Adif derriba las casetas ferroviarias de Ariza para evitar la llegada de indigentes

J. SANZVALLADOLID.
La televisión, con TDT, en la chabola de los 'okupas'. ::                             R. O./
La televisión, con TDT, en la chabola de los 'okupas'. :: R. O.

La historia de Diego Jiménez y Hermelinda Gabarri, los eternos 'okupas' de la antigua azucarera Santa Victoria -actual parque de Las Norias-, va camino de convertirse en el guión de una película algo más que dramática.

La pareja llevaba unos meses asentada en las destartaladas casetas ferroviarias situadas entre la estación de Ariza y el citado parque. Y allí seguirían de no ser porque Adif, el gestor ferroviario de la antigua Renfe -dueño de los terrenos- decidió hace quince días solventar la situación con pico y pala. Primero les denunciaron por ocupar ilegalmente las viviendas y después enviaron las máquinas para demoler una a una las cubiertas de los cobertizos. Problema solucionado. La compañía ponía así fin a más de una década de presencia continua de indigentes en unos edificios sin aparente valor histórico.

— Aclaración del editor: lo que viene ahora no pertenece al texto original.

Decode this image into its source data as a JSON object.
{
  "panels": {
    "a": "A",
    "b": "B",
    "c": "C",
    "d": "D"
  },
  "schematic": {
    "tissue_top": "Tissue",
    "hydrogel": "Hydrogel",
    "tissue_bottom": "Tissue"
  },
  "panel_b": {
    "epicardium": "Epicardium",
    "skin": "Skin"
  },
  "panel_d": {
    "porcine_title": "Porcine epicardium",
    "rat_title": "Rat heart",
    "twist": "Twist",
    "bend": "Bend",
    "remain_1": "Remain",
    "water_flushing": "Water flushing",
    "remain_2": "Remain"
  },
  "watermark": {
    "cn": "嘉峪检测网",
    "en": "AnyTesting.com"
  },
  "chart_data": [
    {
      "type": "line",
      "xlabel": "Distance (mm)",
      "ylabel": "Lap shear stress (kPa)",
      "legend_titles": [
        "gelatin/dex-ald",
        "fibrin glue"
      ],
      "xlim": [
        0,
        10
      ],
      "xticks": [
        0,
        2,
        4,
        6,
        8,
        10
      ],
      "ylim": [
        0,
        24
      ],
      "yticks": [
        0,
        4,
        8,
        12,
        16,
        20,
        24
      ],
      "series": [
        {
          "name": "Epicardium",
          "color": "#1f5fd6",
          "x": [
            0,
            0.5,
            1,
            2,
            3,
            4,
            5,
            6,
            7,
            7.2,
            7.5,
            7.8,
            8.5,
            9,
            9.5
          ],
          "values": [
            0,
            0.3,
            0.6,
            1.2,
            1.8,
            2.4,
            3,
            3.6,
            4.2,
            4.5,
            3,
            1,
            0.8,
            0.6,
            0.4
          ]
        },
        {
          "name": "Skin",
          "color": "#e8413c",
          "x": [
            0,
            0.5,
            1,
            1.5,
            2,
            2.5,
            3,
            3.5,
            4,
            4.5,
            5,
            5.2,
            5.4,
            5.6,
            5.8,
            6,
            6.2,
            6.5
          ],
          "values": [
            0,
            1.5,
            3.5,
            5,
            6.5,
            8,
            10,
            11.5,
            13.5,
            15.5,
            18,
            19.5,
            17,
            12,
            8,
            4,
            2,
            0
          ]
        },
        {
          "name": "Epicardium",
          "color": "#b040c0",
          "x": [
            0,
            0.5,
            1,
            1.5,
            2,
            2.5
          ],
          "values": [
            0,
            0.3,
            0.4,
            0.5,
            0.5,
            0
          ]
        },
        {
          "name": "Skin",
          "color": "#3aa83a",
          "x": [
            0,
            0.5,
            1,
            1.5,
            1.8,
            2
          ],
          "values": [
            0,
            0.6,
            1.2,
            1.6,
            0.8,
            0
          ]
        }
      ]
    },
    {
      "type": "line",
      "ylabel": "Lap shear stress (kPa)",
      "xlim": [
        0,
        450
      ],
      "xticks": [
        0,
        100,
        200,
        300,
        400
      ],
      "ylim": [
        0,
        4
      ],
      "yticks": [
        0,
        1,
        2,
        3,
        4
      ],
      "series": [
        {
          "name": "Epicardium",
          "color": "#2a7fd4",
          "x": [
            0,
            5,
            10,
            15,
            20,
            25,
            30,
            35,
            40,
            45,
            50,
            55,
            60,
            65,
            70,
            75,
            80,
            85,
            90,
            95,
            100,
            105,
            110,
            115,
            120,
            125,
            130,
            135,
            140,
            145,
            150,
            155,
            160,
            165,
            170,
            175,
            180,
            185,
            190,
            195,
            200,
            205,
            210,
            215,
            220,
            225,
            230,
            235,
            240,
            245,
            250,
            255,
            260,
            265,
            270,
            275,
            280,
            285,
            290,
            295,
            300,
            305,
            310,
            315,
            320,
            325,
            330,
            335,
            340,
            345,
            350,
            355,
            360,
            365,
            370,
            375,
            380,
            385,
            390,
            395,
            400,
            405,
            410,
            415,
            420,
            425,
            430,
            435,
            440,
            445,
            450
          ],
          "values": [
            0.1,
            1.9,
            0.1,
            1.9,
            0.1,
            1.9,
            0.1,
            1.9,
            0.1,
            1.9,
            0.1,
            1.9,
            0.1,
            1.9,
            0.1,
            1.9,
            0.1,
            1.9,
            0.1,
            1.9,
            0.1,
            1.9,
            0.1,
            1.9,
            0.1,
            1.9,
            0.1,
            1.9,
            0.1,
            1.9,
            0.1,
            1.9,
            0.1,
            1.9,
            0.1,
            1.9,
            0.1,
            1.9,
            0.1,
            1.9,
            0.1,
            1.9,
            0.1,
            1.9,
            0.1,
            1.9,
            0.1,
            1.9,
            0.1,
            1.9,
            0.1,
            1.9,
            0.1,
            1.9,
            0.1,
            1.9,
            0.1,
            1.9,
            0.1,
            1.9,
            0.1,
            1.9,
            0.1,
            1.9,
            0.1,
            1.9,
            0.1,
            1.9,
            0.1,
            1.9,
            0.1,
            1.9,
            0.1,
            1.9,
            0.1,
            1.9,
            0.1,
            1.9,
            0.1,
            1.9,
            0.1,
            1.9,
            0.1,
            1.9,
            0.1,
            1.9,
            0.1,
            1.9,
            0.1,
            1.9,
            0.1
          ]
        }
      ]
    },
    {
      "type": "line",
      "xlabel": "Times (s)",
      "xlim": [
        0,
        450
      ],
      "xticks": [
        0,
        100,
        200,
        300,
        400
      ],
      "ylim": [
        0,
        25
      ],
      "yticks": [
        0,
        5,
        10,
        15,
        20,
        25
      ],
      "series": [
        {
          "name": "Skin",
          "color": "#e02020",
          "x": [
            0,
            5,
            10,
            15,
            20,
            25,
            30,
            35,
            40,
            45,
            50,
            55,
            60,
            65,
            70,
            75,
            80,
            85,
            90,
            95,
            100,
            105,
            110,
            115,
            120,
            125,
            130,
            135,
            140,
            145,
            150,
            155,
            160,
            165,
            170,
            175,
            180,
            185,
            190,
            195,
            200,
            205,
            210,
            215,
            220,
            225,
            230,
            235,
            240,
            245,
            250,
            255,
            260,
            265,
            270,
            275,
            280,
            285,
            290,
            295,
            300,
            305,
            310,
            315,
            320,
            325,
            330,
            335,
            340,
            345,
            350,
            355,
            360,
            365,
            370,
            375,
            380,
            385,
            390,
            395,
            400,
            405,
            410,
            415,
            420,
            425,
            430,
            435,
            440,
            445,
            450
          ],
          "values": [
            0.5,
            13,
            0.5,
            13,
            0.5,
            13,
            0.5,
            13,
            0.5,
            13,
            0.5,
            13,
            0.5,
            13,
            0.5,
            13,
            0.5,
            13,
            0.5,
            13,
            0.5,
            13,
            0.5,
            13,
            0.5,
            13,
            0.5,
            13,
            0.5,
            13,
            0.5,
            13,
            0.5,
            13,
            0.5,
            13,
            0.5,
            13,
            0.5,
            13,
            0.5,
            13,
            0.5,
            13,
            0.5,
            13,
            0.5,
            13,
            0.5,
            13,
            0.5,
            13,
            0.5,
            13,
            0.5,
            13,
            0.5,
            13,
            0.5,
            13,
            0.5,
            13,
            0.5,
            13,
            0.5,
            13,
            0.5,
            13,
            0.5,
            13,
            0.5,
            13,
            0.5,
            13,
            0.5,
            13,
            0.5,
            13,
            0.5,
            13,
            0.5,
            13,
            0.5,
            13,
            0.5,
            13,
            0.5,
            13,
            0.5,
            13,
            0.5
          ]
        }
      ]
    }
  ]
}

¿Qué fue de Diego y Hermelinda? Los voluntariosos 'okupas' gallegos pusieron pies en polvorosa antes de la llegada de los operarios rumbo a un chalé abandonado en la urbanización Panorama de Simancas. Pero «aquello no era vida» y enseguida decidieron regresar en un su cochambrosa Nissan Vanette. Su destino, por supuesto, el parque de Las Norias. Allí, frente a las ruinas de su último hogar, decidieron levantar esta vez unas chabolas en el patio de las antiguas oficinas de Ebro tapiadas hace dos años.

«Cuando volvimos de Simancas ya habían tirado todo a mala leche», recuerda Diego en alusión a la decisión de demoler sólo los tejados sin recoger siquiera los escombros. «Allí ya no podíamos estar y levantamos unas chabolas en este patio», explica mientras muestra orgulloso el resultado de su trabajo: una caseta de tela de saco acoplada a un muro sobre el suelo de hormigón.

Con televisión y lavadora

Dentro, eso sí, no le falta de nada. La luz de un generador les permite tener una televisión, con su TDT, un frigorífico repleto de pollo e, incluso, una lavadora. Lo malo es que no tienen agua corriente y para que este último electrodoméstico funcione se ven obligados a verter el líquido con garrafas por un tubo. «Pero mira cómo funciona», aclara Hermelinda. Y en efecto, funciona.

Con ellos viven ahora, en otra chabola mucho más rudimentaria, un hijo de Hermelinda y su compañera. Los dos tuvieron que marcharse también de las demolidas casetas que un día ocuparon los trabajadores de Renfe para acabar regresando a las oficinas de Ebro.

«Nunca hemos hecho daño a nadie y lo peor que hacemos es limpiar las casas abandonadas y medio en ruina que nos encontramos», destaca Diego, quien lamenta que sus propietarios son «peor que verdugos». Pero es su sino y así, de casa en casa y de chabola en chabola, llevan una década, la transcurrida desde que llegaron a la ciudad desde su Galicia natal. Y siempre con el mismo sueño: «Conseguir una casita maja».

La pareja asegura que este anhelo esta cerca. «Nos han concedido una ayudita de 215 euros para poder pagar un alquiler y estamos pendientes de un pisito en la calle Rosario Pereda», en La Farola. Con ese dinero y los 420 euros de la pensión de Diego confían en poder salir adelante. «Los muebles estamos mirando a ver si los podemos conseguir de Reto porque aquí no tenemos nada de valor más que las cosas que encontramos por los contenedores que luego vendemos en el mercadillo -como la TDT-», relata el 'okupa'.

Hasta que ese día llegue, si es que llega, confían en seguir siendo los últimos inquilinos de Santa Victoria con el permiso, claro, de los propietarios de estos terrenos pendientes de la construcción de viviendas en un lejano futuro.